Baekhyun bir şeyler söylemek için bocaladı. "Hayır, tabii ki doğru değil. Ama sanki beni şok etmeye, kendinden nefret ettirmeye çalışıyor gibisin. Sanki aslında istediğin buymuş gibi."
O sözlerin nerden çıktığını bilmiyordu ama Baekhyun doğru olduğunu biliyordu. Çenesini dikti, ona öfkeyle baktı. "Ama bunu yapmayacağım, Chanyeol işini kolaylaştırmayacağım."

"Bu konuda kolay olan bir şey yok. "

"O zaman biraz daha bilgi ver. Kimdi o adam?"

"Marsilya'da üstüme saldıran adamlardan biriydi."

"Ve sen de kendini savundun."

"Hiç haklı çıkarmaya çalışma, Baekhyun"

"Çıkarmıyorum."

"Evet, çıkarıyorsun. Öyle istiyorsun çünkü nasıl bir adam olduğuma inanmak istemiyorsun."

"Peki, nasıl bir adammışsın, Chanyeol?" diyerek Baekhyun açıkça meydan okudu. "Bir canavar mı?"

Chanyeol cevap vermedi.
"Bu yüzden senden nefret etmem gerektiğini düşündün. Bunun için sana tiksinerek bakmalıyım. Kalçamdaki bereyi gördüğün zaman bunun için o kadar öfkelendin."

Chanyeol sabırsızca başını salladı, ondan uzaklaştı. "Anlamıyorsun."

"O halde anlat."

Chanyeol odada dolandı, parmaklarını saçlarından geçirdi. Başı öne eğikti. Sonunda konuştu. "On dört yıldır öfkeliyim."

Baekhyun "Öfkeli," diye tekrarladı. O yabanıllık. Onun içinde hissettiği o yabanıllık, onu heyecanlandıran o enerji... Öfke miydi?

Chanyeol dolanmaya devam ederken Baekhyun sordu. "Neye öfkelisin?"

"Önemli değil, önemli olan, onu kontrol edememem."
"denizciler üstüme saldırdığında kontrol edemedim ve bir adam neredeyse ölüyordu."

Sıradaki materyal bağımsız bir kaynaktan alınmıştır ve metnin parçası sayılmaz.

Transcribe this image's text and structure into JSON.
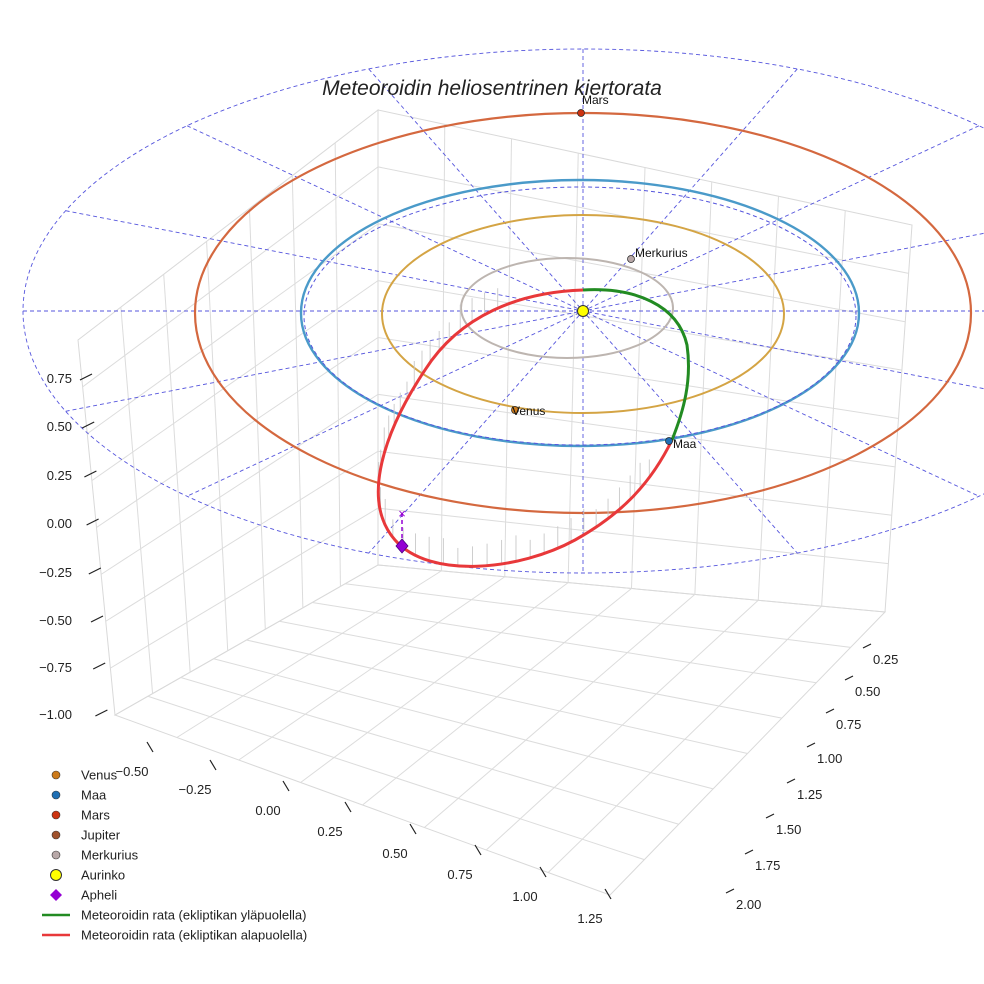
{
  "chart_data": {
    "type": "scatter3d",
    "title": "Meteoroidin heliosentrinen kiertorata",
    "axes": {
      "x": {
        "ticks": [
          "−0.50",
          "−0.25",
          "0.00",
          "0.25",
          "0.50",
          "0.75",
          "1.00",
          "1.25"
        ]
      },
      "y": {
        "ticks": [
          "0.25",
          "0.50",
          "0.75",
          "1.00",
          "1.25",
          "1.50",
          "1.75",
          "2.00"
        ]
      },
      "z": {
        "ticks": [
          "0.75",
          "0.50",
          "0.25",
          "0.00",
          "−0.25",
          "−0.50",
          "−0.75",
          "−1.00"
        ]
      }
    },
    "planets": [
      {
        "name": "Mars",
        "label": "Mars",
        "color": "#cc3311"
      },
      {
        "name": "Merkurius",
        "label": "Merkurius",
        "color": "#b8a8a8"
      },
      {
        "name": "Venus",
        "label": "Venus",
        "color": "#cc7a1a"
      },
      {
        "name": "Maa",
        "label": "Maa",
        "color": "#1f6fb4"
      }
    ],
    "orbit_colors": {
      "mars": "#d4683f",
      "earth": "#4a9ac9",
      "venus": "#d4a444",
      "mercury": "#bdb5b0",
      "ecliptic_grid": "#5555dd"
    },
    "legend": [
      {
        "label": "Venus",
        "marker": "circle",
        "color": "#cc7a1a"
      },
      {
        "label": "Maa",
        "marker": "circle",
        "color": "#1f6fb4"
      },
      {
        "label": "Mars",
        "marker": "circle",
        "color": "#cc3311"
      },
      {
        "label": "Jupiter",
        "marker": "circle",
        "color": "#a0522d"
      },
      {
        "label": "Merkurius",
        "marker": "circle",
        "color": "#b8a8a8"
      },
      {
        "label": "Aurinko",
        "marker": "circle-large",
        "color": "#ffff00"
      },
      {
        "label": "Apheli",
        "marker": "diamond",
        "color": "#9400d3"
      },
      {
        "label": "Meteoroidin rata (ekliptikan yläpuolella)",
        "marker": "line",
        "color": "#228b22"
      },
      {
        "label": "Meteoroidin rata (ekliptikan alapuolella)",
        "marker": "line",
        "color": "#e8383a"
      }
    ]
  }
}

"Tamam, o kısmını anladım Ama bence önemli. Neye öfkeli olduğunu bilmezsen onunla nasıl başa çıkacaksin Chanyeol?"

"Psikoterapiye ihtiyacım yok, Baekhyun. Sadece duygularımı kontrol etmem lazım ama
edemiyorum. Bu yüzden senden uzaklaştım. Bu yüzden hiçbir zaman ciddi bir ilişki yaşayamadım. Çünkü kendime güvenemiyorum."

Baekhyun alçak bir sesle "Beni inciteceğini mi düşünüyorsun?' diye sorunca Chanyeol, ona bakmak
için döndü. Yüzü acıyla kırışmıştı.
"Kimseyi incitmek istemiyorum. Ama seni bereledim."
"Sadece bir bere, Chanyeol, kırık bir burun değil!" Baekhyun başını iki yana salladı. "Sevişmemizin vahşice hatta kabaca olmasını isteyen bendim." Bunu söyleyince bile gözünde canlananlar yüzünün kızarmasına yetmişti.

Chanyeol başını iki yana salladı. "Sen bilmiyordun."

"Evet, bilmiyordum," diyerek Baekhyun, onun sözünü kesti ve ona doğru ilerledi. "İçinde bunca öfke olduğunu bilmiyordum ama içinde iyi bir şeyler olduğunu sezdim, Chanyeol. Belki o öfkenin diğer yüzünü. İçten, gerçek ve heyecan veren o tutkuyu gördüm." Baekhyun derin bir soluk aldı. "Bunu yemek pişirişinde gördüm. Başarıya ulaşmanda, beni nasıl öptüğünde, duygularını
sevdim."

"Çünkü gerçeği bilmiyordun."

"On dört yıl önce üstüne saldıran bir denizciyi dövdüğünü mü? Hayır, bilmiyordum ama bu ne fark-"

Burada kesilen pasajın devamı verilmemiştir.